Attached patch ignore non-tag keywords (obsolete) — Splinter Review
When calculating the current most important tag for colouring we need to ignore all non-tag keywords, else a message explicitly set as (non)junk would not show tag colours for custom tags like 'Questions' etc.
Furthermore, we should not create internal keys matching the predefined ones (fortunately, these are only 'junk' and 'nonjunk' atm).
Attachment #255450 - Flags: superreview?(bienvenu)
Attachment #255450 - Flags: review?(bienvenu)
Component: MailNews: Main Mail Window → MailNews: Backend
Product: Mozilla Application Suite → Core
Version: unspecified → Trunk
Comment on attachment 255450 [details] [diff] [review]
ignore non-tag keywords

Thx, Karsten. I buy the first part completely, but I don't really like the junk/nonjunk part. I think we should just let the user define those tags - suppose they want to color junk messages in a particular way - adding a tag makes it easy to do that.

There are an arbitrary set of possible keywords set on imap messages, possibly by the server, possibly by other clients.

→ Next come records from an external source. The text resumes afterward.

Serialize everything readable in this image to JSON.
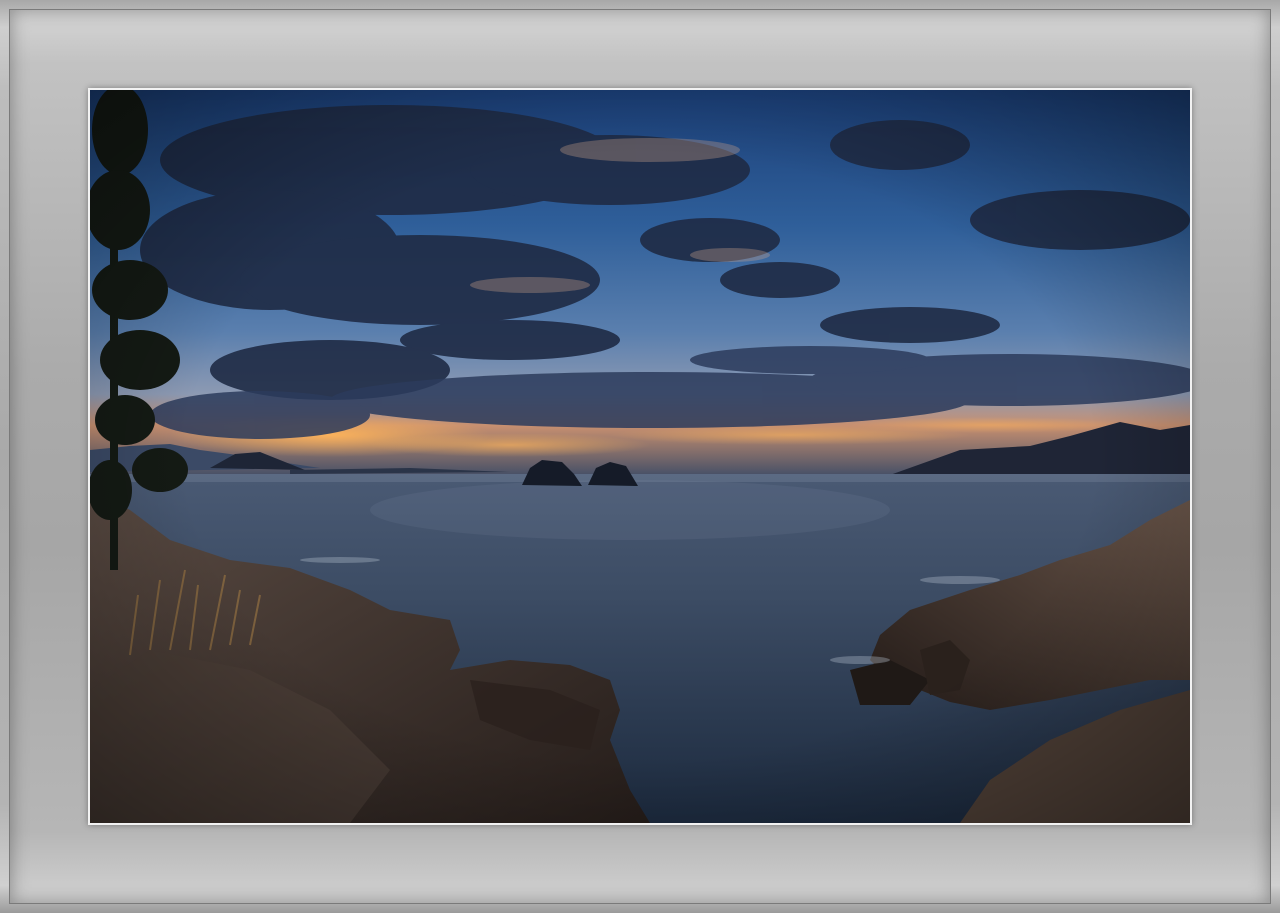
{
  "photo": {
    "subject": "twilight-seascape",
    "colors": {
      "sky_top": "#1d4f8f",
      "sky_mid": "#3a6ea8",
      "sky_horizon": "#7a8fb0",
      "glow": "#f2a14a",
      "sea": "#3c4e66",
      "rocks": "#3a302c",
      "frame": "#b0b0b0"
    }
  }
}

We can't prevent the user from creating tags that match keywords set on some messages (we can't know about all the keys set on all the folders on a user's imap account) so I think we just have to call this a feature - adding a tag that corresponds to some existing keyword makes the keyword show up in the tag system, and I don't really buy special-casing the junk/nonjunk keywords. Yes, we set those keywords, but *so* do other imap clients.

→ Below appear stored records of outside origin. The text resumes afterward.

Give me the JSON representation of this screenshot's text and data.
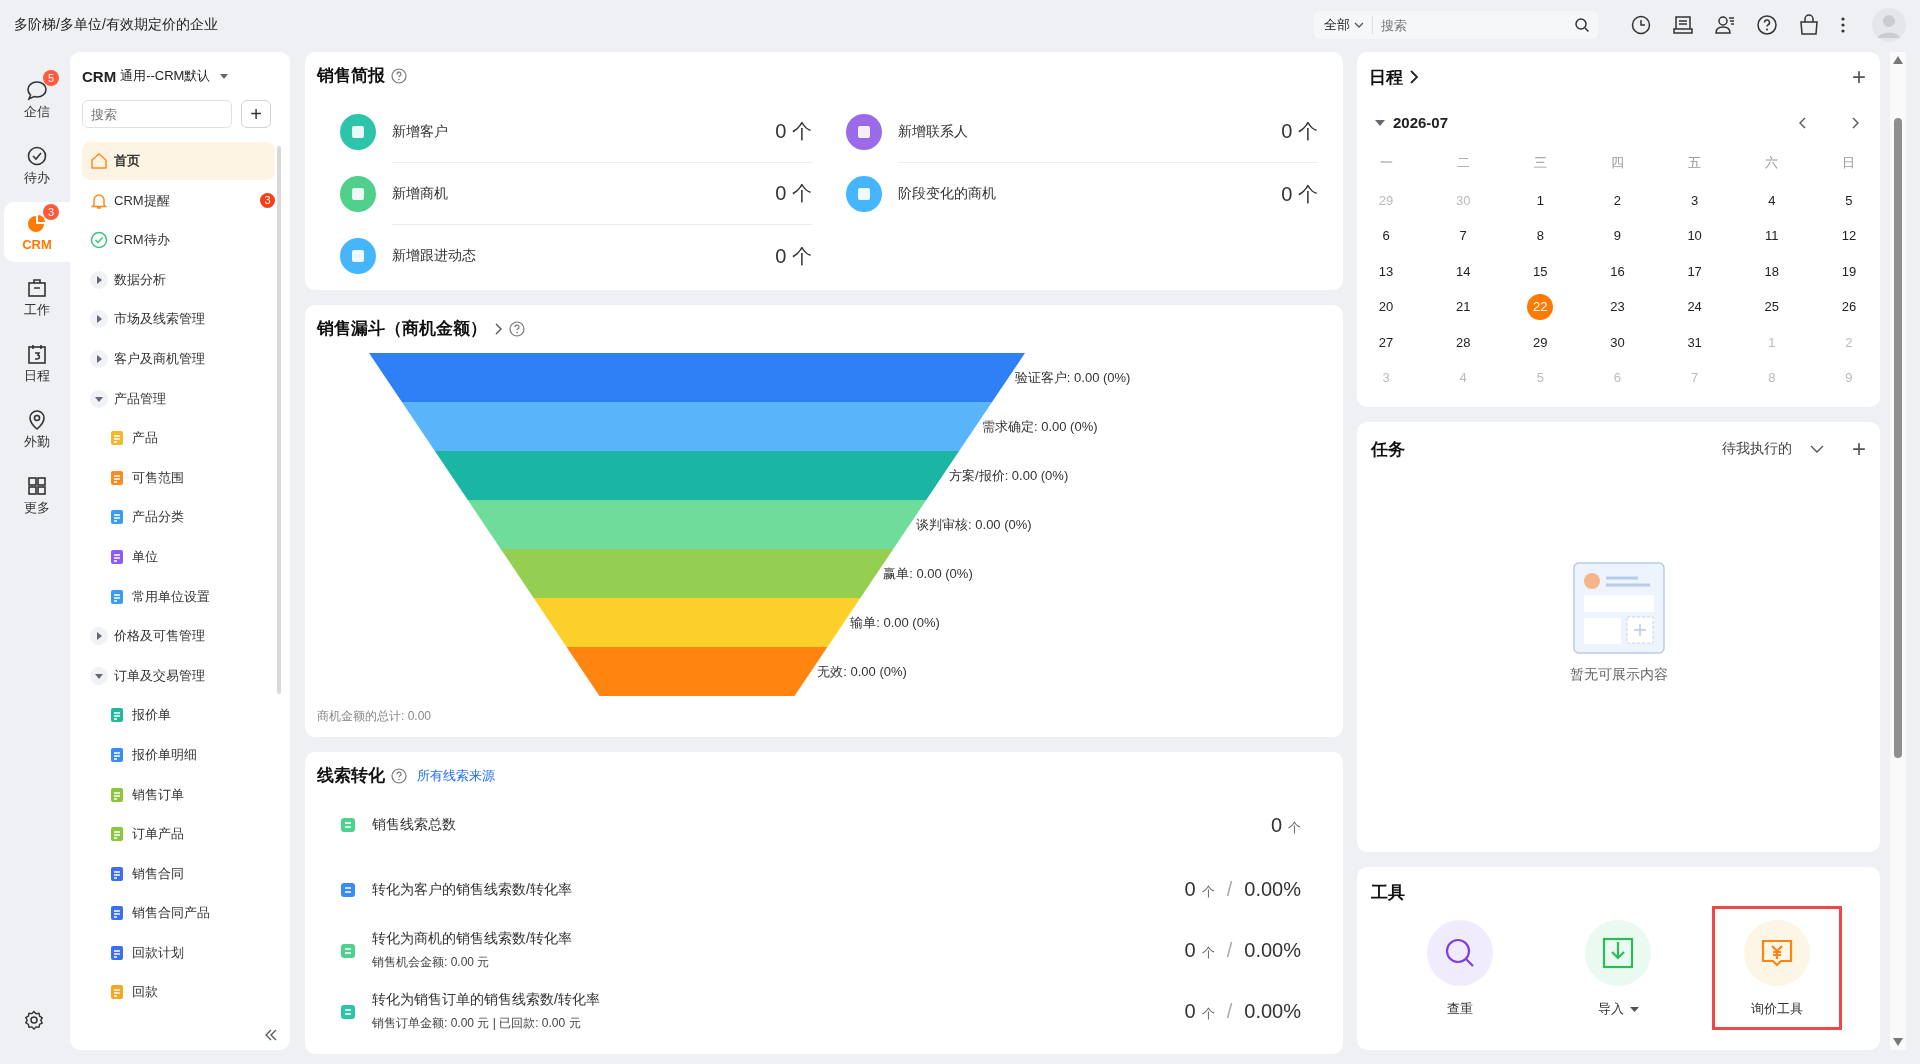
{
  "page_title": "多阶梯/多单位/有效期定价的企业",
  "top_search": {
    "scope": "全部",
    "placeholder": "搜索"
  },
  "rail": [
    {
      "label": "企信",
      "badge": "5",
      "selected": false
    },
    {
      "label": "待办",
      "selected": false
    },
    {
      "label": "CRM",
      "badge": "3",
      "selected": true
    },
    {
      "label": "工作",
      "selected": false
    },
    {
      "label": "日程",
      "selected": false
    },
    {
      "label": "外勤",
      "selected": false
    },
    {
      "label": "更多",
      "selected": false
    }
  ],
  "sidebar": {
    "app": "CRM",
    "workspace": "通用--CRM默认",
    "search_placeholder": "搜索",
    "add": "+",
    "items": [
      {
        "kind": "link",
        "label": "首页",
        "selected": true
      },
      {
        "kind": "link",
        "label": "CRM提醒",
        "badge": "3",
        "selected": false
      },
      {
        "kind": "link",
        "label": "CRM待办",
        "selected": false
      },
      {
        "kind": "group",
        "label": "数据分析",
        "expanded": false
      },
      {
        "kind": "group",
        "label": "市场及线索管理",
        "expanded": false
      },
      {
        "kind": "group",
        "label": "客户及商机管理",
        "expanded": false
      },
      {
        "kind": "group",
        "label": "产品管理",
        "expanded": true,
        "children": [
          {
            "label": "产品",
            "color": "#f5b82e",
            "selected": false
          },
          {
            "label": "可售范围",
            "color": "#ff8a1f",
            "selected": false
          },
          {
            "label": "产品分类",
            "color": "#3a9bf5",
            "selected": false
          },
          {
            "label": "单位",
            "color": "#8b5cf6",
            "selected": false
          },
          {
            "label": "常用单位设置",
            "color": "#3a9bf5",
            "selected": false
          }
        ]
      },
      {
        "kind": "group",
        "label": "价格及可售管理",
        "expanded": false
      },
      {
        "kind": "group",
        "label": "订单及交易管理",
        "expanded": true,
        "children": [
          {
            "label": "报价单",
            "color": "#22b8a0",
            "selected": false
          },
          {
            "label": "报价单明细",
            "color": "#3a8cf5",
            "selected": false
          },
          {
            "label": "销售订单",
            "color": "#8cc63f",
            "selected": false
          },
          {
            "label": "订单产品",
            "color": "#8cc63f",
            "selected": false
          },
          {
            "label": "销售合同",
            "color": "#3a6ff5",
            "selected": false
          },
          {
            "label": "销售合同产品",
            "color": "#3a6ff5",
            "selected": false
          },
          {
            "label": "回款计划",
            "color": "#3a6ff5",
            "selected": false
          },
          {
            "label": "回款",
            "color": "#f5a623",
            "selected": false
          }
        ]
      }
    ]
  },
  "sales_report": {
    "title": "销售简报",
    "left": [
      {
        "label": "新增客户",
        "value": "0 个",
        "color": "#2ec4a9"
      },
      {
        "label": "新增商机",
        "value": "0 个",
        "color": "#4fd18b"
      },
      {
        "label": "新增跟进动态",
        "value": "0 个",
        "color": "#45b6fe"
      }
    ],
    "right": [
      {
        "label": "新增联系人",
        "value": "0 个",
        "color": "#9a6ae8"
      },
      {
        "label": "阶段变化的商机",
        "value": "0 个",
        "color": "#45b6fe"
      }
    ]
  },
  "funnel": {
    "title": "销售漏斗（商机金额）",
    "stages": [
      {
        "label": "验证客户: 0.00 (0%)",
        "color": "#2f7ff5"
      },
      {
        "label": "需求确定: 0.00 (0%)",
        "color": "#5ab4fa"
      },
      {
        "label": "方案/报价: 0.00 (0%)",
        "color": "#1bb5a6"
      },
      {
        "label": "谈判审核: 0.00 (0%)",
        "color": "#6fdc9b"
      },
      {
        "label": "赢单: 0.00 (0%)",
        "color": "#95cf52"
      },
      {
        "label": "输单: 0.00 (0%)",
        "color": "#fdcf2a"
      },
      {
        "label": "无效: 0.00 (0%)",
        "color": "#ff8410"
      }
    ],
    "total": "商机金额的总计: 0.00"
  },
  "lead_conversion": {
    "title": "线索转化",
    "link": "所有线索来源",
    "rows": [
      {
        "label": "销售线索总数",
        "count": "0",
        "unit": "个",
        "color": "#4fd18b"
      },
      {
        "label": "转化为客户的销售线索数/转化率",
        "count": "0",
        "unit": "个",
        "separator": "/",
        "rate": "0.00%",
        "color": "#3a8cf5"
      },
      {
        "label": "转化为商机的销售线索数/转化率",
        "note": "销售机会金额: 0.00 元",
        "count": "0",
        "unit": "个",
        "separator": "/",
        "rate": "0.00%",
        "color": "#4fd18b"
      },
      {
        "label": "转化为销售订单的销售线索数/转化率",
        "note": "销售订单金额: 0.00 元 | 已回款: 0.00 元",
        "count": "0",
        "unit": "个",
        "separator": "/",
        "rate": "0.00%",
        "color": "#2ec4a9"
      }
    ]
  },
  "schedule": {
    "title": "日程",
    "month": "2026-07",
    "add": "+",
    "weekdays": [
      "一",
      "二",
      "三",
      "四",
      "五",
      "六",
      "日"
    ],
    "days": [
      {
        "day": "29",
        "in_month": false,
        "selected": false
      },
      {
        "day": "30",
        "in_month": false,
        "selected": false
      },
      {
        "day": "1",
        "in_month": true,
        "selected": false
      },
      {
        "day": "2",
        "in_month": true,
        "selected": false
      },
      {
        "day": "3",
        "in_month": true,
        "selected": false
      },
      {
        "day": "4",
        "in_month": true,
        "selected": false
      },
      {
        "day": "5",
        "in_month": true,
        "selected": false
      },
      {
        "day": "6",
        "in_month": true,
        "selected": false
      },
      {
        "day": "7",
        "in_month": true,
        "selected": false
      },
      {
        "day": "8",
        "in_month": true,
        "selected": false
      },
      {
        "day": "9",
        "in_month": true,
        "selected": false
      },
      {
        "day": "10",
        "in_month": true,
        "selected": false
      },
      {
        "day": "11",
        "in_month": true,
        "selected": false
      },
      {
        "day": "12",
        "in_month": true,
        "selected": false
      },
      {
        "day": "13",
        "in_month": true,
        "selected": false
      },
      {
        "day": "14",
        "in_month": true,
        "selected": false
      },
      {
        "day": "15",
        "in_month": true,
        "selected": false
      },
      {
        "day": "16",
        "in_month": true,
        "selected": false
      },
      {
        "day": "17",
        "in_month": true,
        "selected": false
      },
      {
        "day": "18",
        "in_month": true,
        "selected": false
      },
      {
        "day": "19",
        "in_month": true,
        "selected": false
      },
      {
        "day": "20",
        "in_month": true,
        "selected": false
      },
      {
        "day": "21",
        "in_month": true,
        "selected": false
      },
      {
        "day": "22",
        "in_month": true,
        "selected": true
      },
      {
        "day": "23",
        "in_month": true,
        "selected": false
      },
      {
        "day": "24",
        "in_month": true,
        "selected": false
      },
      {
        "day": "25",
        "in_month": true,
        "selected": false
      },
      {
        "day": "26",
        "in_month": true,
        "selected": false
      },
      {
        "day": "27",
        "in_month": true,
        "selected": false
      },
      {
        "day": "28",
        "in_month": true,
        "selected": false
      },
      {
        "day": "29",
        "in_month": true,
        "selected": false
      },
      {
        "day": "30",
        "in_month": true,
        "selected": false
      },
      {
        "day": "31",
        "in_month": true,
        "selected": false
      },
      {
        "day": "1",
        "in_month": false,
        "selected": false
      },
      {
        "day": "2",
        "in_month": false,
        "selected": false
      },
      {
        "day": "3",
        "in_month": false,
        "selected": false
      },
      {
        "day": "4",
        "in_month": false,
        "selected": false
      },
      {
        "day": "5",
        "in_month": false,
        "selected": false
      },
      {
        "day": "6",
        "in_month": false,
        "selected": false
      },
      {
        "day": "7",
        "in_month": false,
        "selected": false
      },
      {
        "day": "8",
        "in_month": false,
        "selected": false
      },
      {
        "day": "9",
        "in_month": false,
        "selected": false
      }
    ]
  },
  "tasks": {
    "title": "任务",
    "filter": "待我执行的",
    "add": "+",
    "empty": "暂无可展示内容"
  },
  "tools": {
    "title": "工具",
    "items": [
      {
        "label": "查重",
        "color": "#f1ecfd",
        "dropdown": false,
        "highlighted": false
      },
      {
        "label": "导入",
        "color": "#eafaf0",
        "dropdown": true,
        "highlighted": false
      },
      {
        "label": "询价工具",
        "color": "#fdf5e6",
        "dropdown": false,
        "highlighted": true
      }
    ]
  }
}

Attachment #255450 - Flags: superreview?(bienvenu)
Attachment #255450 - Flags: superreview+
Attachment #255450 - Flags: review?(bienvenu)
Attachment #255450 - Flags: review+
Okay, junk as a tag key may lead to inconsistencies between the .msf and the "real" data, but this could happen by others tinkering with our tags as well...
This patch is almost the same as attachment 255450 [details] [diff] [review], just without the special treatment for the junk keyword.
Asking for Thunderbird 2 approval to get this onto the branch.
Attachment #255450 - Attachment is obsolete: true
Attachment #255566 - Flags: superreview+
Attachment #255566 - Flags: review+
Attachment #255566 - Flags: approval-thunderbird2?
Landed on trunk.
Status: NEW → RESOLVED
Closed: 17 years ago
Resolution: --- → FIXED
Attachment #255566 - Flags: approval-thunderbird2? → approval-thunderbird2+
Landed on MOZILLA_1_8_BRANCH.
verified fixed 1.8.1.3 Mozilla/5.0 (Windows; U; Windows NT 5.2; en-US; rv:1.8.1.3) Gecko/20070326 Thunderbird/2.0.0.0 Mnenhy/0.7.5.0 ID:2007032620 using the steps to reproduce in this bug here and tested custom tagging also.